How to install a certificate on the website?
First, you need to issue a certificate. Terms of issue vary depending on the type of certificate. For example, when getting a certificate with domain verification, you need:
- perform a CSR (Certificate Signing Request);
- pass a domain name ownership check;
For OV and EV certificates, you need to go through a company check: send documents to the center to the CA.
After release, go through the installation of the certificate. The procedure depends on the hosting rules.
To install the certificate you need:
- the private key (RSA). The key is generated in conjunction with a CSR request;
- the certificate file and corresponding root certificates;
- an access to hosting;
- it is worth asking the hosting support if they have any special features for installing certificates.
Various hosting companies offer SSL certificate installation for an extra fee. You can just skip some steps of the list above; they will do it for you.
How to make your website work properly after switching to HTTPS?

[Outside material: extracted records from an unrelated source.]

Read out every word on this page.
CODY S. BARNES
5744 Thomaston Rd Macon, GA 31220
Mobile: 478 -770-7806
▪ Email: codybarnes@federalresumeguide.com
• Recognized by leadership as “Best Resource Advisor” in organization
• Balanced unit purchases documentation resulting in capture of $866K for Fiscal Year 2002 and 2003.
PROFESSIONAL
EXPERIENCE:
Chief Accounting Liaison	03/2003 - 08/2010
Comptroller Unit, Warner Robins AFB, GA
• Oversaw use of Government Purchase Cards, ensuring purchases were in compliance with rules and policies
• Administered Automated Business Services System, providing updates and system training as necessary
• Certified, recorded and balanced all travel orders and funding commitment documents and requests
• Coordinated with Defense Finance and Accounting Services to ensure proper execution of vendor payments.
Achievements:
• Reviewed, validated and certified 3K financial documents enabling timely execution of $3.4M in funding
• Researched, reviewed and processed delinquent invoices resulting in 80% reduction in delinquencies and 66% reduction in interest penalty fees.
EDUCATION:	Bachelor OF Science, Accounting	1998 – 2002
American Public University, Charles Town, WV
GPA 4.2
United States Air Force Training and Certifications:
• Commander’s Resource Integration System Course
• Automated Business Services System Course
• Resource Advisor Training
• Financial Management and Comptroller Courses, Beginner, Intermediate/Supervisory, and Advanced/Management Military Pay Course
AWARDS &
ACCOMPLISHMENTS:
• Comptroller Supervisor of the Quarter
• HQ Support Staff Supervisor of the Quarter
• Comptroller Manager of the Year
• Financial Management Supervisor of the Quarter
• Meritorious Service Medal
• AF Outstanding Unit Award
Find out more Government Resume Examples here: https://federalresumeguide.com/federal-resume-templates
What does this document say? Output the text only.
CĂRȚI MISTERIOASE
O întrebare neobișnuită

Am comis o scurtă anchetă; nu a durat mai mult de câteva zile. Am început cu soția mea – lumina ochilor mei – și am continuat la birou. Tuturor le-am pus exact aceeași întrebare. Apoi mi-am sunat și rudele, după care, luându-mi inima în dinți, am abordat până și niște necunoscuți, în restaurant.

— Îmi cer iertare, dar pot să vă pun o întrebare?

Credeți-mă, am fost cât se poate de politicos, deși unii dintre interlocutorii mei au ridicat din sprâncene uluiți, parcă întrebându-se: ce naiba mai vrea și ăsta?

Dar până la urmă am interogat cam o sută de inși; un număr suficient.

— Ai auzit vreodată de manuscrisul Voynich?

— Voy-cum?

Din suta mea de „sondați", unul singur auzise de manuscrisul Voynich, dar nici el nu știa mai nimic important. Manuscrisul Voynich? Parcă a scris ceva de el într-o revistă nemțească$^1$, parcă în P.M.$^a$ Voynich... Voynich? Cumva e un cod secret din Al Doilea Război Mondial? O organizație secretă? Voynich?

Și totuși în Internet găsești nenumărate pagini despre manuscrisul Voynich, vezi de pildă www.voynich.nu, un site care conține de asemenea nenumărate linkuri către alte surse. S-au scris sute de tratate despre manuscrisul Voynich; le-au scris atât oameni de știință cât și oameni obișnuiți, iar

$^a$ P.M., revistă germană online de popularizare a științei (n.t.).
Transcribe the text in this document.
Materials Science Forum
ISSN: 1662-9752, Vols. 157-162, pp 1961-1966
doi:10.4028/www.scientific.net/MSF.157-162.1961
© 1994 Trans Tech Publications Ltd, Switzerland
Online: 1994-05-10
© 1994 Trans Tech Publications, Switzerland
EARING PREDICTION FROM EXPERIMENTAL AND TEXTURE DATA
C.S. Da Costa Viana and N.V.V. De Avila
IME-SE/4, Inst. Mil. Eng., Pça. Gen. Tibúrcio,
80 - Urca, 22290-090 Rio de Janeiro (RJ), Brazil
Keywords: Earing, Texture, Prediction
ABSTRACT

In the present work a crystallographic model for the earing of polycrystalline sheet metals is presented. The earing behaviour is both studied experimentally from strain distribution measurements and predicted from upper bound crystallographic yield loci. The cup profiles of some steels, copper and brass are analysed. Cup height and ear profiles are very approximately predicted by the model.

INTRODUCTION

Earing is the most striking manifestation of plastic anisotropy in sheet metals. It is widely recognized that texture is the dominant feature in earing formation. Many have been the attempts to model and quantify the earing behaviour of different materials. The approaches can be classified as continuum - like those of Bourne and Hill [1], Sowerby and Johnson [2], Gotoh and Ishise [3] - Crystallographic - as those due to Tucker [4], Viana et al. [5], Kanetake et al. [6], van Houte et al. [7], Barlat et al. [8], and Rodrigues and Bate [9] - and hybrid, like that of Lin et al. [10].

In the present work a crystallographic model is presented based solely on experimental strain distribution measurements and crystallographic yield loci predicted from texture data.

The certificate installation on a new website is easier than on already existing one, because it doesn’t affect traffic. If the website is actively promoted in search engines, you can lose traffic without preparing for the transition.
In order to switch to the new protocol without problems, you should update all settings before:
- redirect HTTP to HTTPS URL
- re-add the website to the Google Search Console,
- set a Geographic Target etc.
What is at stake if you don’t move to HTTPS?
The transition to the HTTPS gives many advantages, both in terms of security and in business promotion opportunities. Protecting user data is gradually becoming the responsibility of webmasters. Following the new trend will allow web resources of different categories to be competitive in their niche, to observe the interests of the customers and the business as well.